I liked the blocks, but the setting strips and cornerstones left something to be desired. On closer examination, I determined that the blocks had been hand pieced by one quilter and the sashing and borders were added at a later date by machine, likely by a different quilter. This is what it looked like:
Embarrassed that I had purchased such an awful quilt top, I put it out of sight in a sewing room cupboard for several years. Since retirement, I have been committed to clearing all UFOs off my conscience, so I pulled it back out of hiding and began to work on the rescue process.

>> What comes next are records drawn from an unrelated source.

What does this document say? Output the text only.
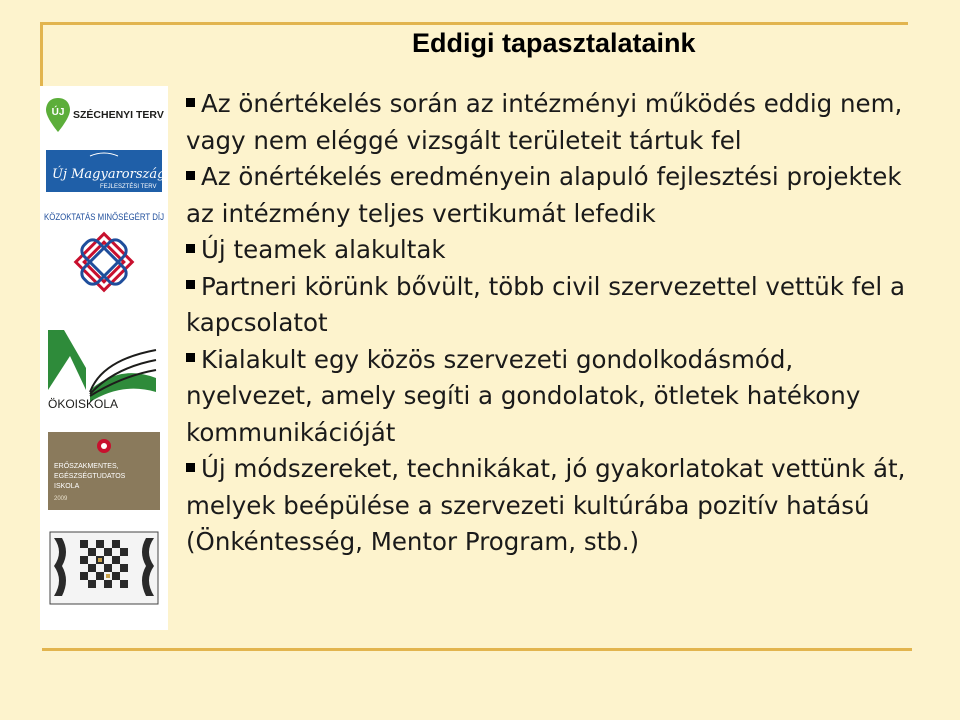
Eddigi tapasztalataink
ÚJ SZÉCHENYI TERV
Új Magyarország
FEJLESZTÉSI TERV
KÖZOKTATÁS MINŐSÉGÉRT DÍJ
ÖKOISKOLA
ERŐSZAKMENTES,
EGÉSZSÉGTUDATOS
ISKOLA
2009

Az önértékelés során az intézményi működés eddig nem, vagy nem eléggé vizsgált területeit tártuk fel

Az önértékelés eredményein alapuló fejlesztési projektek az intézmény teljes vertikumát lefedik

Új teamek alakultak

Partneri körünk bővült, több civil szervezettel vettük fel a kapcsolatot

Kialakult egy közös szervezeti gondolkodásmód, nyelvezet, amely segíti a gondolatok, ötletek hatékony kommunikációját

Új módszereket, technikákat, jó gyakorlatokat vettünk át, melyek beépülése a szervezeti kultúrába pozitív hatású (Önkéntesség, Mentor Program, stb.)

Since I liked the blocks, I set to work separating them from the rest of the quilt. Once reclaimed, I repaired seams, reinforced stitching, stabilized bias edges, squared up blocks and eventually discarded two blocks that were beyond repair. The remaining blocks were heavily starched and pressed and then had green coping strips added to each side. Then I squared all of the blocks to a consistent size.
Working with blocks that are true and square makes everything else so much easier in the quilting process. From that point, it was straightforward to add the red sashing and cornerstones and then to apply the navy border. I chose fabrics with an antique feel that echoed the old fabrics of the Double X blocks.
I chose a Warm and Natural batting because I wanted it to shrink and crinkle up like a well loved antique quilt. Warm and Natural shrinks about 3%, so after the first wash, it will achieve exactly the look I want. The quilting design is Jacobean by Anne Bright. I have quilted quite densely over the quilt for two reasons – to mimic an old fashioned quilt and also to give extra security to the hand stitched seams of the blocks. On top, the thread is Superior So Fine in a Dark Olive colour with Superior Bottom Line in the bobbin.
The red binding is applied to the front and stitched to the back with a tiny blanket stitch using Superior MonoPoly. I hand stitched the corner miters both front and back.
All in all, I am quite pleased with the results of my quilt rescue efforts. However, I have sworn off buying any more quilt tops on EBay. I still have three remaining tops from that imprudent buying foray. I am forcing myself to finish them all so that I will be thoroughly inoculated against impulsive EBay purchases! As one wise quilter told me…”There is usually a reason why some quilts are left unfinished.” How true. Unfortunately, some of us learn our lessons the hard way! I derive comfort from the saying that “Life is a series of lessons. You keep repeating the lesson until you get it.” My consolation is that lessons learned the hard way rarely need repeating. (Grin!)